Try as it has, the Brazilian authorities have been unable, over the years, to stem the tide of unceasing destruction of the Amazon rainforest, globally regarded as one of the world’s centerpieces of environmental preservation. Now, according to a Saturday July 27th Associated Press (AP) report, the Brazilian government has decided to go down the road of giving a little to save a lot. In an effort to curb the destruction of one of the world’s most celebrated environmental havens, the administration of President Luiz Ignacio ‘Lula’ Da Silva has disclosed a plan to identify an area in the Amazon region, reportedly the size Costa Rica and to make it an approved area for logging over the next two years.
While illegal logging in Brazil over the years has been pursued with acute impunity, watchers have laid the blame for the transgressions on the Brazilian state for a situation in which that vast forested areas designated as public lands “enjoy no special protection or enforcement and are vulnerable to land grabbing and illegal deforestation,” the AP report says.
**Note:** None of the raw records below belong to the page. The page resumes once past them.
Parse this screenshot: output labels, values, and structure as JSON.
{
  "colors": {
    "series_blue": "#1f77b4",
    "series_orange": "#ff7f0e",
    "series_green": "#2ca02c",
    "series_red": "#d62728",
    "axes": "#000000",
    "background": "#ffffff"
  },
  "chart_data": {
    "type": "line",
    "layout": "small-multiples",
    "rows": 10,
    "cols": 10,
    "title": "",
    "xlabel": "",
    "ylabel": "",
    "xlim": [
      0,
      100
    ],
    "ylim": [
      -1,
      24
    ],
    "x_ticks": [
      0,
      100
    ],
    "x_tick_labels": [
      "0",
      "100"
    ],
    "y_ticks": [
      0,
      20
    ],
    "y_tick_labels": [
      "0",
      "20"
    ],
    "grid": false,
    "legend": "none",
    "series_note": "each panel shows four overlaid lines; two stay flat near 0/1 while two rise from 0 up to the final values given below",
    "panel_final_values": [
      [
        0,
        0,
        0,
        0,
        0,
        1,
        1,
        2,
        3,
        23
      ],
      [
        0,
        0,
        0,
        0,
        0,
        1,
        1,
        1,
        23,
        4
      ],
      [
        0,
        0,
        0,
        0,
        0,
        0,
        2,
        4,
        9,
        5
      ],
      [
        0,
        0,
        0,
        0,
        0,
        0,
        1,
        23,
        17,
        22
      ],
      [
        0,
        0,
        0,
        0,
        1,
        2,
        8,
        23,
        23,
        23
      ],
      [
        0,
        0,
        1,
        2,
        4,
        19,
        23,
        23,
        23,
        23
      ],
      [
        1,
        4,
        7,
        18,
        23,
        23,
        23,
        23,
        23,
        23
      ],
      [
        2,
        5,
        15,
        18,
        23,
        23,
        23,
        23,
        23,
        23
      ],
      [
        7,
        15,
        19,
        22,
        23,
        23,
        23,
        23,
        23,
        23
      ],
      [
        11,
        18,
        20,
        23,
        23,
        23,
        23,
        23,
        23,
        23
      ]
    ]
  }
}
Beyond that, the AP report goes on to tell a lurid tale of criminals frequently taking over land and clearing it, “hoping the government will eventually recognize them as owners, which usually happens.” What is seen in some quarters as a move to placate the illegal loggers who have, for years, effectively won the battle against deforestation could, watchers say, further open the Amazon to further land-grabbing and illegal deforestation.
While Brazil is a signatory to a number of high-profile treaties on the preservation of the environment, including the Frame-work Convention on Climate Change (1992), the Framework Convention on Biodiversity (1992), and the Paris Agreement (2015) which effectively places them above all Brazilian infra-constitutional legislation, including legislation on environmental protection, law enforcement has been unable to contain marauding groups who have proven to be unmindful of environmental laws and uncaring about the longer term likely consequences of de-forestation
While Director of Forest concessions, Renato Rosenberg is quoted in the AP report that “the main goal of forest concessions is the conservation of these areas” and that they also “create jobs and income in parts of the Amazon that would otherwise have little economic activity,” the marauding ways of the Brazilian de-foresters invariably ‘trump’ such good intentions as may be articulated by the Brazilian authorities.
According to the AP report, Brazilian companies allocated timber concessions under the aforementioned rules will be required to follow stipulations that they can “log up to six trees per hectare, or per 2.5 acres, over a 30-year period.” The directive adds that “protected species, such as Brazil nut, and older, seed-producing trees, are off limits.” In the matter of deforestation, however, the will of the illegal loggers invariably trumps the law. Here, the idea is that granting permission to timber companies to take a limited number of trees gives them a stake in overseeing the forest, an enormous risk in a country where scruples among loggers in terms of respect for environmental considerations is by no means universal.
The AP report also says that, “eventually, President Luiz Inácio ‘Lula’ da Silva plans to treat as much as 310,000 square kilometres (112,000 square miles) of public undesignated Amazon rainforest– an area the size of Italy – as an area for logging though experience suggests that the Brazilian government is likely to face difficulties in ensuring that the loggers live within the limits of these legal arrangements.” Back in February this year, the Associated Press published a less than uplifting report asserting that the Amazon “is on course to reach a crucial tipping point as soon as 2050, with devastating consequences for the region and the world’s ability to tackle climate change.”
At the time, the AP report provided insights into research undertaken at the Federal University of Santa Catarina in Brazil and published in the journal Nature, which it says, “takes a holistic approach to estimating how soon the Amazon could reach that threshold”, asserting that the Amazon rainforest is believed to be on course to reach a crucial tipping point as early as 2050. The Amazon has proven resilient to natural changes in the climate for 65 million years, but deforestation and the human-caused climate crisis have brought new levels of stress and could cause a large-scale collapse of the forest system within the next three decades.
The researchers predict that 10% to 47% of the Amazon will be exposed to stresses that could push the ecosystem to its tipping point, a critical threshold that once crossed will lead to a downward spiral of impacts.